Terreur à la carte

Je me souviens du “choc culturel” ressenti en arrivant aux USA. Plutôt, en y mettant racine, moment où on « se rend compte » de la réalité quotidienne. A la télévision, c’était le pain quotidien de terreur : documentaires sur des serial killers connus, leçons de survie (genre les recettes de grandma, mais là c’était plus musclé) où on vous donnait des trucs simples et efficaces pour résister à un home jacking (par exemple, pour avoir un enfant sain, dynamique, responsable et bien préparé genre viking au combat, il dormait avec une corde à nœuds et une lampe de poche sous le lit, prêt à sauter par la fenêtre pour aller chercher des secours dans la nuit – froide et neigeuse si possible – en suivant un itinéraire qu’on lui faisait parcourir régulièrement au triple galop ; quant au reste de la famille, chacun avait son rôle délicat qu’il répétait mensuellement aussi, pour ne louper aucune étape une fois le grand jour venu…), à un car jacking (même genre de répétitions). Que la possibilité que ça leur arrive était pratiquement nulle, ça ne les effleurait pas, et ainsi l’angoisse se revivait à chaque répétition générale, à l’idée que Kevin, tu dois descendre plus vite le long de ta corde, et ne pas écraser la plate-bande, et quant à toi, darling, tu dois changer de pantoufles car celles-ci glissent sur le carrelage, je ne veux pas avoir à te ramasser en plus de tenir les intrus en respect…

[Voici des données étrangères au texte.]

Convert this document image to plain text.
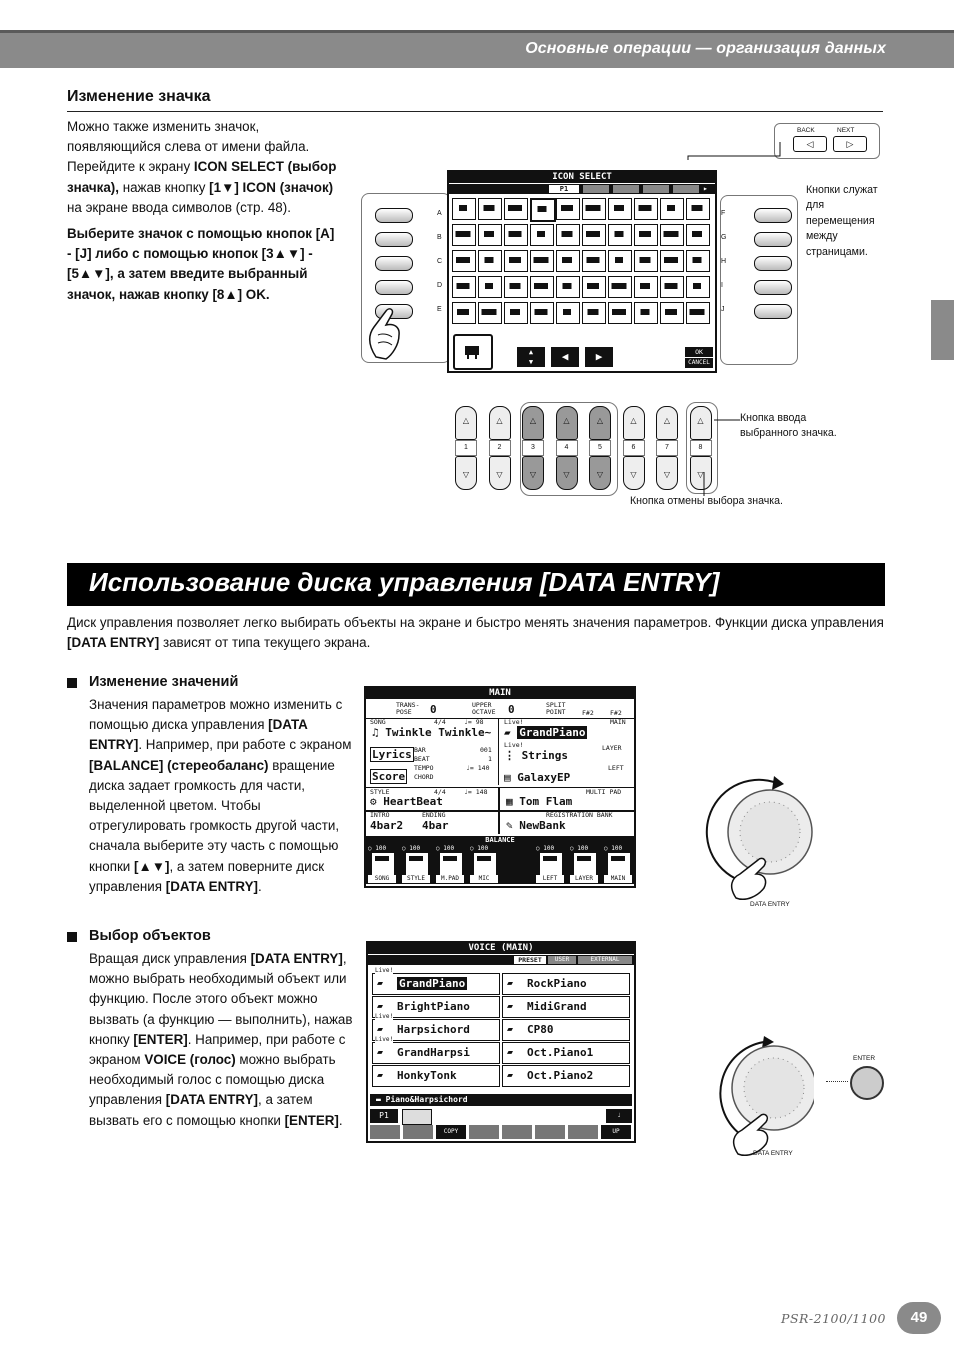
Основные операции — организация данных
Изменение значка

Можно также изменить значок, появляющийся слева от имени файла. Перейдите к экрану ICON SELECT (выбор значка), нажав кнопку [1▼] ICON (значок) на экране ввода символов (стр. 48).

Выберите значок с помощью кнопок [A] - [J] либо с помощью кнопок [3▲▼] - [5▲▼], а затем введите выбранный значок, нажав кнопку [8▲] OK.

A
B
C
D
E
F
G
H
I
J
ICON SELECT
P1	▸
▲
▼	◀	▶	OK
CANCEL
BACK	NEXT
◁	▷
Кнопки служат для перемещения между страницами.
△
1
▽
△
2
▽
△
3
▽
△
4
▽
△
5
▽
△
6
▽
△
7
▽
△
8
▽
Кнопка ввода выбранного значка.
Кнопка отмены выбора значка.
Использование диска управления [DATA ENTRY]
Диск управления позволяет легко выбирать объекты на экране и быстро менять значения параметров. Функции диска управления [DATA ENTRY] зависят от типа текущего экрана.
Изменение значений
Значения параметров можно изменить с помощью диска управления [DATA ENTRY]. Например, при работе с экраном [BALANCE] (стереобаланс) вращение диска задает громкость для части, выделенной цветом. Чтобы отрегулировать громкость другой части, сначала выберите эту часть с помощью кнопки [▲▼], а затем поверните диск управления [DATA ENTRY].
MAIN
TRANS-POSE	0	UPPER OCTAVE	0	SPLIT POINT	F#2	F#2
SONG	4/4	♩= 98
♫ Twinkle Twinkle~
Lyrics
Score
BAR	001
BEAT	1
TEMPO	♩= 140
CHORD
Live!	MAIN
▰ GrandPiano
Live!	LAYER
⋮ Strings
LEFT
▤ GalaxyEP
STYLE	4/4	♩= 148
⚙ HeartBeat
MULTI PAD
▦ Tom Flam
INTRO	ENDING
4bar2 4bar
REGISTRATION BANK
✎ NewBank
BALANCE
○ 100
SONG
○ 100
STYLE
○ 100
M.PAD
○ 100
MIC
○ 100
LEFT
○ 100
LAYER
○ 100
MAIN
DATA ENTRY
Выбор объектов
Вращая диск управления [DATA ENTRY], можно выбрать необходимый объект или функцию. После этого объект можно вызвать (а функцию — выполнить), нажав кнопку [ENTER]. Например, при работе с экраном VOICE (голос) можно выбрать необходимый голос с помощью диска управления [DATA ENTRY], а затем вызвать его с помощью кнопки [ENTER].
VOICE (MAIN)
PRESET	USER	EXTERNAL
Live!
▰ GrandPiano	▰ RockPiano
▰ BrightPiano	▰ MidiGrand
Live!
▰ Harpsichord	▰ CP80
Live!
▰ GrandHarpsi	▰ Oct.Piano1
▰ HonkyTonk	▰ Oct.Piano2
▬ Piano&Harpsichord
P1
COPY	UP
♩
DATA ENTRY
ENTER
PSR-2100/1100	49
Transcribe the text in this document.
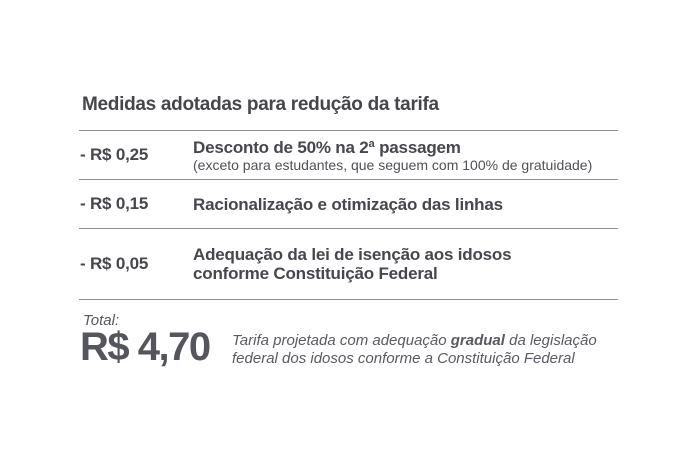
Medidas adotadas para redução da tarifa
- R$ 0,25	Desconto de 50% na 2ª passagem
(exceto para estudantes, que seguem com 100% de gratuidade)
- R$ 0,15	Racionalização e otimização das linhas
- R$ 0,05	Adequação da lei de isenção aos idosos conforme Constituição Federal
Total:
R$ 4,70	Tarifa projetada com adequação gradual da legislação
federal dos idosos conforme a Constituição Federal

Une de mes amies me racontait comment, lors de la célébrissime époque de la Baie des cochons, à l’école on leur faisait un entrainement à la guerre, hop sous les pupitres, hop on court dans les caves, bravo les enfants mais pas toi Dorinda-Lee, tu as encore demandé à Brendan de t’aider à courir, tu dois mieux t’entrainer à la gym…

Tout le monde se souviendra du Y2K, l’apocalypse de la fin de millénaire, annoncée jusqu’à plus soif. Des mois à l’avance, la presse (notre distributeur de grandes vérités pour notre bien) détaillait les possibilités atroces en vue : tous les ordinateurs du monde allaient s’arrêter à minuit car leurs dates n’étaient pas prévues au-delà de 1999. Aucun « savant » n’avait pensé que peut-être le monde continuerait après ça, pas même chez Apple dans les modèles 1999. Non. On était foutus. Car tous les systèmes de sécurité, d’éclairage, de monitoring etc… allaient finir en feu d’artifice. Un chaos de film d’horreur. Au travail on me téléphonait pour me proposer, à un prix vraiment fantastique, d’acheter je ne sais quoi qui prolongerait la survie de mon ordi – il fallait toutefois que moi je survive à l’effondrement de tout le reste, mais en tout cas mon ordi serait tout fier et tout vivant – et je demandais au télévendeur s’il avait le cerveau complètement formé pour en être réduit à ça…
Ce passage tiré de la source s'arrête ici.